Many people in Rochester have known about the project for weeks, if not longer, but Thursday was the first board meeting offering a detailed description of what’s planned for the site.
It comes as the latest piece of good news for development in Rochester. Earlier this month, Minneapolis-based Alatus unveiled plans for a $100 million, 13-story apartment tower with 359 units, five levels of parking, 13,000 square feet of leasable commercial space and 7,500 square feet of co-working space. A third project — the long-delayed, $100 million Broadway at Center project, which calls for a Hilton hotel, condos and retail space — has come to life recently, and groundbreaking could begin soon, board members learned Thursday.

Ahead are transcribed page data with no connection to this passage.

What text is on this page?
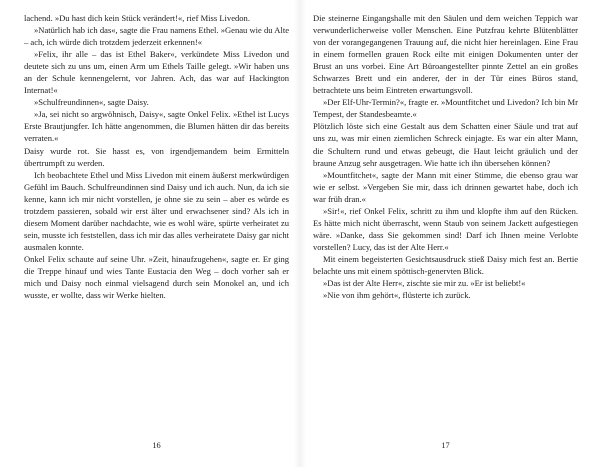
lachend. »Du hast dich kein Stück verändert!«, rief Miss Livedon.

»Natürlich hab ich das«, sagte die Frau namens Ethel. »Genau wie du Alte – ach, ich würde dich trotzdem jederzeit erkennen!«

»Felix, ihr alle – das ist Ethel Baker«, verkündete Miss Livedon und deutete sich zu uns um, einen Arm um Ethels Taille gelegt. »Wir haben uns an der Schule kennengelernt, vor Jahren. Ach, das war auf Hackington Internat!«

»Schulfreundinnen«, sagte Daisy.

»Ja, sei nicht so argwöhnisch, Daisy«, sagte Onkel Felix. »Ethel ist Lucys Erste Brautjungfer. Ich hätte angenommen, die Blumen hätten dir das bereits verraten.«

Daisy wurde rot. Sie hasst es, von irgendjemandem beim Ermitteln übertrumpft zu werden.

Ich beobachtete Ethel und Miss Livedon mit einem äußerst merkwürdigen Gefühl im Bauch. Schulfreundinnen sind Daisy und ich auch. Nun, da ich sie kenne, kann ich mir nicht vorstellen, je ohne sie zu sein – aber es würde es trotzdem passieren, sobald wir erst älter und erwachsener sind? Als ich in diesem Moment darüber nachdachte, wie es wohl wäre, spürte verheiratet zu sein, musste ich feststellen, dass ich mir das alles verheiratete Daisy gar nicht ausmalen konnte.

Onkel Felix schaute auf seine Uhr. »Zeit, hinaufzugehen«, sagte er. Er ging die Treppe hinauf und wies Tante Eustacia den Weg – doch vorher sah er mich und Daisy noch einmal vielsagend durch sein Monokel an, und ich wusste, er wollte, dass wir Werke hielten.

16

Die steinerne Eingangshalle mit den Säulen und dem weichen Teppich war verwunderlicherweise voller Menschen. Eine Putzfrau kehrte Blütenblätter von der vorangegangenen Trauung auf, die nicht hier hereinlagen. Eine Frau in einem formellen grauen Rock eilte mit einigen Dokumenten unter der Brust an uns vorbei. Eine Art Büroangestellter pinnte Zettel an ein großes Schwarzes Brett und ein anderer, der in der Tür eines Büros stand, betrachtete uns beim Eintreten erwartungsvoll.

»Der Elf-Uhr-Termin?«, fragte er. »Mountfitchet und Livedon? Ich bin Mr Tempest, der Standesbeamte.«

Plötzlich löste sich eine Gestalt aus dem Schatten einer Säule und trat auf uns zu, was mir einen ziemlichen Schreck einjagte. Es war ein alter Mann, die Schultern rund und etwas gebeugt, die Haut leicht gräulich und der braune Anzug sehr ausgetragen. Wie hatte ich ihn übersehen können?

»Mountfitchet«, sagte der Mann mit einer Stimme, die ebenso grau war wie er selbst. »Vergeben Sie mir, dass ich drinnen gewartet habe, doch ich war früh dran.«

»Sir!«, rief Onkel Felix, schritt zu ihm und klopfte ihm auf den Rücken. Es hätte mich nicht überrascht, wenn Staub von seinem Jackett aufgestiegen wäre. »Danke, dass Sie gekommen sind! Darf ich Ihnen meine Verlobte vorstellen? Lucy, das ist der Alte Herr.«

Mit einem begeisterten Gesichtsausdruck stieß Daisy mich fest an. Bertie belachte uns mit einem spöttisch-genervten Blick.

»Das ist der Alte Herr«, zischte sie mir zu. »Er ist beliebt!«

»Nie von ihm gehört«, flüsterte ich zurück.

17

The projects are some of the first major private investments likely to come to fruition under the Destination Medical Center plan, the state’s largest-ever economic development project, which pledges $585 million of taxpayer funds to help redo the city as a global hub for medicine, research and health care. The plan calls for the Mayo Clinic to extend its campus with $3.5 billion in investments over the plan’s 20-year lifetime, while private investors are expected to kick in another $2.1 billion in residential, retail and commercial investments. The public dollars would help pay for the infrastructure necessary to help the city grow.
Vision for the riverside
Oxford Management CEO Mark Dickson, the local representative for Bloom Holding, said the project Oxford is proposing would open up the riverfront in ways the city has long wanted. A final agreement would be inked before the end of the year, he said.

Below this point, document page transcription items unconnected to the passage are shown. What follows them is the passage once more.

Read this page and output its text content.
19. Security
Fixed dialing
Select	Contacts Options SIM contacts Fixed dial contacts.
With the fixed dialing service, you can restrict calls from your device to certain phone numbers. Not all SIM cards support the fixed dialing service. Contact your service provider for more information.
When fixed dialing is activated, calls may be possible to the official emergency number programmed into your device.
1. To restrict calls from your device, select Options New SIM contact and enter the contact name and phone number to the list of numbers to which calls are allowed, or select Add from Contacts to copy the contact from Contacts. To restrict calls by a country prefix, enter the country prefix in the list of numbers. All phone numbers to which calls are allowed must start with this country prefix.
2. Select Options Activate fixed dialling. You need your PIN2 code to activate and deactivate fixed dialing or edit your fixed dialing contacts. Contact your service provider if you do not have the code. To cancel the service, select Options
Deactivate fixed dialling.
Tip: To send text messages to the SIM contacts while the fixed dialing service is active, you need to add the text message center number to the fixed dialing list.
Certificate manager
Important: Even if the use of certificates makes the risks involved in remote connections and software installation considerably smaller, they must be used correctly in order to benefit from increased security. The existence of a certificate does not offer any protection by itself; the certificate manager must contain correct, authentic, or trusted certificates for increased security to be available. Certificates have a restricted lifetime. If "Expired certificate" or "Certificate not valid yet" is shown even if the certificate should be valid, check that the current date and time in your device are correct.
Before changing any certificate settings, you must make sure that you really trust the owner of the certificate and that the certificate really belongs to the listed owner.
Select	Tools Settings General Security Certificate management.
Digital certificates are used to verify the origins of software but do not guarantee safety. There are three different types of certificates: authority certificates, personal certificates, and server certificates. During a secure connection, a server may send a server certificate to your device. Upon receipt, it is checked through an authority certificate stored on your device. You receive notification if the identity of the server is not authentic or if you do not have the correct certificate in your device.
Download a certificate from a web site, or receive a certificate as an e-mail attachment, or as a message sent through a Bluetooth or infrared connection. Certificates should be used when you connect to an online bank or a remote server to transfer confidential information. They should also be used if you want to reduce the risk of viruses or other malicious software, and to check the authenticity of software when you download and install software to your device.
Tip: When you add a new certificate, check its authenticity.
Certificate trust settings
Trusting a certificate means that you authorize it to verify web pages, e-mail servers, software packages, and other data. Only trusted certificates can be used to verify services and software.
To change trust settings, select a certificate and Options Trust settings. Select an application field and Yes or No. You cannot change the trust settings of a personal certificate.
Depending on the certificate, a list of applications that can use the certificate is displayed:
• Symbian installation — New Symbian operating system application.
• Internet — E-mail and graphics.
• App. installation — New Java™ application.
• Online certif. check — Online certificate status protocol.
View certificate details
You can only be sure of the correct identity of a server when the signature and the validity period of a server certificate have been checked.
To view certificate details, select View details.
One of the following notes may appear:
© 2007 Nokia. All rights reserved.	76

The developer still has to purchase the city-owned land. Rochester city officials say that they’re appraising the land’s value and that they should be done in weeks.
The project would include a 120-room, four- or five-star hotel, 100 condos, 40 leased apartments, a parking ramp, 100,000 square feet of office space, and street-level restaurants and retail. It would sit on a narrow plot along the Zumbro River, said architect Jonathan Golli of AE7, who presented the concept plan to the board on Thursday.

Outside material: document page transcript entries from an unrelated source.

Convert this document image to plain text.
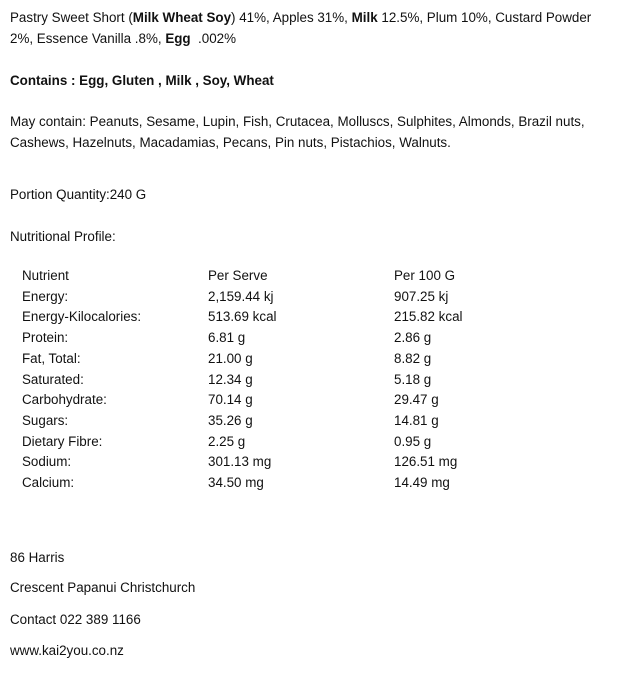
Pastry Sweet Short (Milk Wheat Soy) 41%, Apples 31%, Milk 12.5%, Plum 10%, Custard Powder 2%, Essence Vanilla .8%, Egg  .002%
Contains : Egg, Gluten , Milk , Soy, Wheat
May contain: Peanuts, Sesame, Lupin, Fish, Crutacea, Molluscs, Sulphites, Almonds, Brazil nuts, Cashews, Hazelnuts, Macadamias, Pecans, Pin nuts, Pistachios, Walnuts.
Portion Quantity:240 G
Nutritional Profile:
Nutrient	Per Serve	Per 100 G
Energy:	2,159.44 kj	907.25 kj
Energy-Kilocalories:	513.69 kcal	215.82 kcal
Protein:	6.81 g	2.86 g
Fat, Total:	21.00 g	8.82 g
Saturated:	12.34 g	5.18 g
Carbohydrate:	70.14 g	29.47 g
Sugars:	35.26 g	14.81 g
Dietary Fibre:	2.25 g	0.95 g
Sodium:	301.13 mg	126.51 mg
Calcium:	34.50 mg	14.49 mg
86 Harris
Crescent Papanui Christchurch
Contact 022 389 1166
www.kai2you.co.nz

A city-owned parking ramp is the only structure on the site. A Canadian Pacific rail line bisects the property.
A portion of the project would have large glass doors that swing open along the riverfront. It includes a water wall with steps where Golli envisioned a fountain and a shallow wading pool using treated water that kids could splash in. The project is still in the concept stage.
Golli lamented that the Zumbro’s passage through Rochester is mostly encased in concrete, the result of a flood-control project from the 1990s based on a plan by the U.S. Army Corps of Engineers. It was done in a “brutalist concrete” style, he joked to the board.
DMC board member Susan Rani, an engineer and president of Rani Engineering, said she was part of the team that built that riverfront in the 1990s, adding that she supports the new concept.
Also at Thursday’s meeting, Rybak blasted the pace of transportation planning for the DMC plan after listening to a presentation from Richard Freese, Rochester’s director of public works.
“I don’t believe that what I’ve just heard is adequate,” said Rybak, who lamented after the meeting that the city still doesn’t have a sound transportation plan. People need to know where the new parking will be located, what vehicles will move them around the city and how businesses will interact with transportation, he said.
“It’s critical right now to give the development community and employers here a signal about how we want to move people throughout the city,” Rybak said.
Freese, the city’s point person on the transportation projects, said the process goes slowly because the city wants to apply for state and federal funding.
Rybak insisted that the city could apply for those funds and still move more quickly to develop a transportation plan. Freese was not available for further comment.